PEFT for Token Classification with Large Language Models

Hi folks. I am attempting to use large language models (specifically Phi-3-mini) as a Token Classifier. This was recently made easy to do with the transformers library thanks to the Phi3ForTokenClassification implementation. I am having difficulty training this model via Parameter Efficient Fine Tuning (PEFT, i.e. LoRa).

I am creating an instance of Phi3ForTokenClassification from the pre-trained Phi-3-mini model as follows:

model =  Phi3ForTokenClassification.from_pretrained(
    "microsoft/Phi-3-mini-4k-instruct",
    attn_implementation="flash_attention_2",
    num_labels=len(labels_vocab),
    id2label=id2label,
    label2id=label2id,
    use_cache=False,
    torch_dtype=torch.bfloat16
)

As expected, since the head of this model is getting replaced with a linear layer for predicting the one-hot-encoded token labels, I get the warning that that specific layer has not been trained yet:

Some weights of Phi3ForTokenClassification were not initialized from the model checkpoint at microsoft/Phi-3-mini-4k-instruct and are newly initialized: ['classifier.bias', 'classifier.weight']
You should probably TRAIN this model on a down-stream task to be able to use it for predictions and inference.

At this point.

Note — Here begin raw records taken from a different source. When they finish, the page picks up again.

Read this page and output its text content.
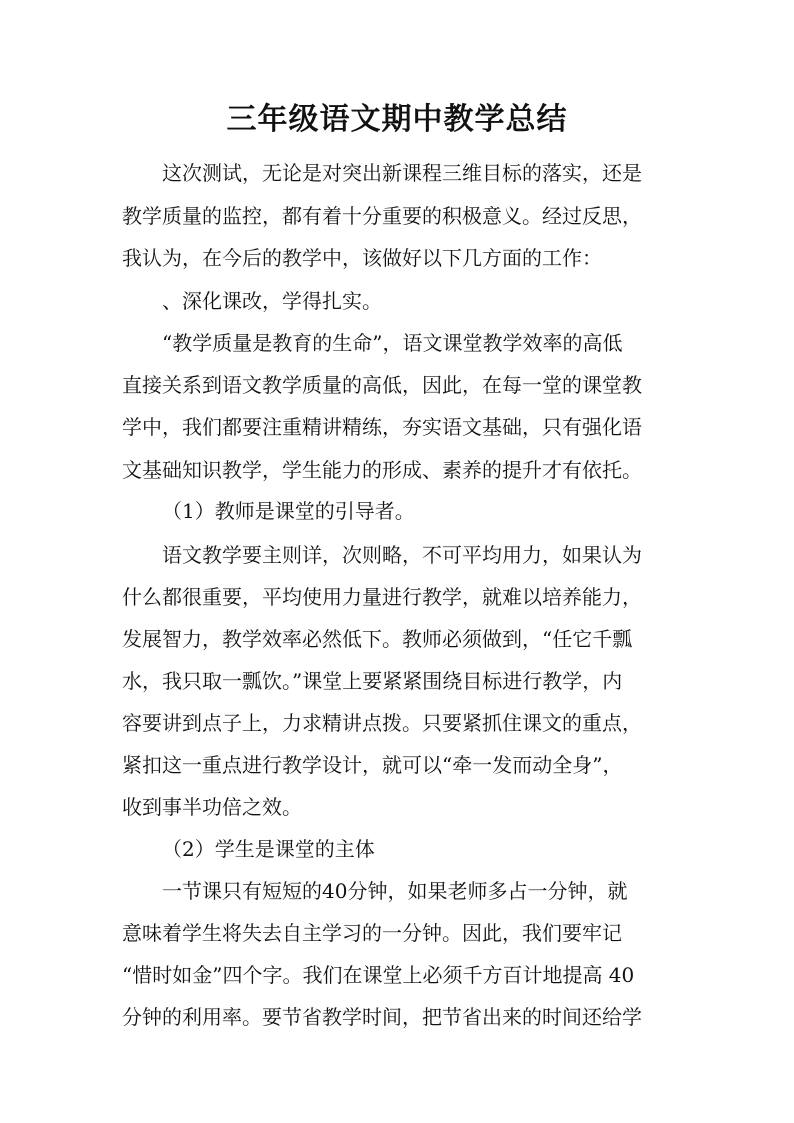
三年级语文期中教学总结

这次测试，无论是对突出新课程三维目标的落实，还是

教学质量的监控，都有着十分重要的积极意义。经过反思，

我认为，在今后的教学中，该做好以下几方面的工作：

、深化课改，学得扎实。

“教学质量是教育的生命”，语文课堂教学效率的高低

直接关系到语文教学质量的高低，因此，在每一堂的课堂教

学中，我们都要注重精讲精练，夯实语文基础，只有强化语

文基础知识教学，学生能力的形成、素养的提升才有依托。

（1）教师是课堂的引导者。

语文教学要主则详，次则略，不可平均用力，如果认为

什么都很重要，平均使用力量进行教学，就难以培养能力，

发展智力，教学效率必然低下。教师必须做到，“任它千瓢

水，我只取一瓢饮。”课堂上要紧紧围绕目标进行教学，内

容要讲到点子上，力求精讲点拨。只要紧抓住课文的重点，

紧扣这一重点进行教学设计，就可以“牵一发而动全身”，

收到事半功倍之效。

（2）学生是课堂的主体

一节课只有短短的40分钟，如果老师多占一分钟，就

意味着学生将失去自主学习的一分钟。因此，我们要牢记

“惜时如金”四个字。我们在课堂上必须千方百计地提高 40

分钟的利用率。要节省教学时间，把节省出来的时间还给学
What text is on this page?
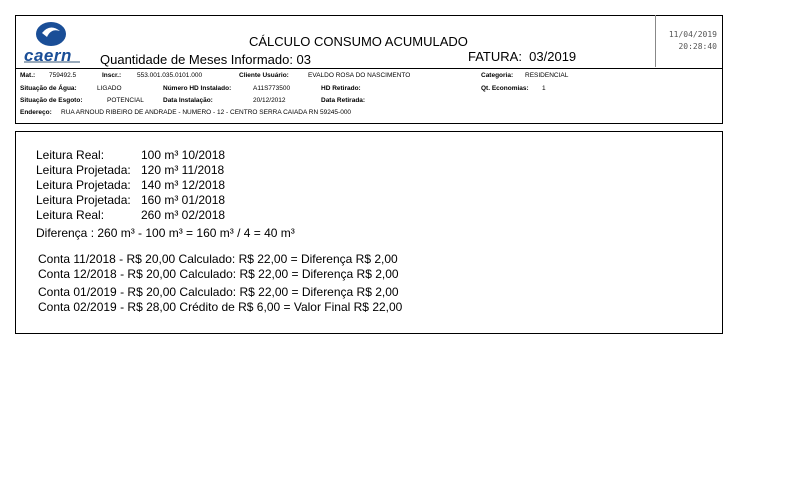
caern
CÁLCULO CONSUMO ACUMULADO
Quantidade de Meses Informado: 03	FATURA: 03/2019
11/04/2019
20:28:40
Mat.: 759492.5	Inscr.: 553.001.035.0101.000	Cliente Usuário:	EVALDO ROSA DO NASCIMENTO	Categoria: RESIDENCIAL
Situação de Água:	LIGADO	Número HD Instalado:	A11S773500	HD Retirado:	Qt. Economias: 1
Situação de Esgoto:	POTENCIAL	Data Instalação:	20/12/2012	Data Retirada:
Endereço: RUA ARNOUD RIBEIRO DE ANDRADE - NUMERO - 12 - CENTRO SERRA CAIADA RN 59245-000
Leitura Real:	100 m³ 10/2018
Leitura Projetada: 120 m³ 11/2018
Leitura Projetada: 140 m³ 12/2018
Leitura Projetada: 160 m³ 01/2018
Leitura Real:	260 m³ 02/2018
Diferença : 260 m³ - 100 m³ = 160 m³ / 4 = 40 m³
Conta 11/2018 - R$ 20,00 Calculado: R$ 22,00 = Diferença R$ 2,00
Conta 12/2018 - R$ 20,00 Calculado: R$ 22,00 = Diferença R$ 2,00
Conta 01/2019 - R$ 20,00 Calculado: R$ 22,00 = Diferença R$ 2,00
Conta 02/2019 - R$ 28,00 Crédito de R$ 6,00 = Valor Final R$ 22,00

I am assuming that I need to perform a fine-tuning of the core mode layers (i.e. attention heads / mlp, etc.) and a full training of that last classifier layer.

I am training on a GTX 4090 (24GB of NVRAM). As such, I need to leverage PEFT with a LoRa which I configure as follows:

peft_config = LoraConfig(
    r=32,
    lora_alpha=16,
    lora_dropout=0.1,
    bias="none",
    task_type="TOKEN_CLS",
    target_modules=["q_proj", "k_proj", "v_proj", "o_proj",
                    "gate_proj", "up_proj", "down_proj"],
    modules_to_save=["classifier"],
    inference_mode=False
)
peft_model = get_peft_model(model, peft_config)

When checking the number of trainable parameters, I get trainable params: 18,000,953 || all params: 3,740,755,058 || trainable%: 0.4812. Which seems right to me.

Based on what I’ve research on modules_to_save. This seems like the right configuration and would result in a full training of the classifier module of the model. When I print the model details, this is the classifier layer: (classifier): Linear(in_features=3072, out_features=57, bias=True).

Since this is LoRa and we’re training new weights, I drafted my training configuration with a fairly aggressive learning rate, as follows:

training_args = TrainingArguments(
    bf16=True,
    output_dir="outputs",
    learning_rate=(2e-4 * 4),
    gradient_accumulation_steps=4,
    per_device_train_batch_size=4,
    per_device_eval_batch_size=4,
    num_train_epochs=3,
    logging_steps=10,
    logging_strategy="steps",
    eval_strategy="epoch",
    save_strategy="epoch",
    report_to="wandb"
)

And I am training with:

trainer = Trainer(
    model=peft_model,
    args=training_args,
    train_dataset=dataset['train'],
    eval_dataset=dataset['validation'],
    tokenizer=tokenizer,
    data_collator=data_collator,
    # calculates precision, recall, accuracy, and f1
    compute_metrics=compute_metrics,
)

The training seems to run correctly. Every epoch the prevision, recall, accuracy, and f1 scores all seem reasonable and improving. After the 1st epoch, my f1 score is ~0.66, improving to ~0.72 in the 2nd epoch.

Once my short training run is complete. I save the model as follows:

merged_model = trainer.model.merge_and_unload()
merged_model.save_pretrained("model-name")

To test my model, I load it for inference as follows:

model = AutoModelForTokenClassification.from_pretrained("model-name")
tokenizer = AutoTokenizer.from_pretrained("microsoft/Phi-3-mini-4k-instruct")

token_classifier = pipeline("ner", model=model, tokenizer=tokenizer)

I get very poor results during inference. I am not completely convinced I am doing this correctly. I made a few assumption above regarding how the training would work that I am not sure are correct.

I rented an A6000Ada to do a full (non-PEFT) training on the same dataset. After 2 epochs, the training had a lower accuracy, precision, recall, and f1 score. But, it performed significantly better when doing test inference.

Does anyone have any suggestion regarding how I can make this better. I am not afraid to go deep dive material. I have a ton to learn and I’m here for it. Thanks in advance!

1 Like

Does anyone have any insights? Sorry to bump this. Not sure where else to ask.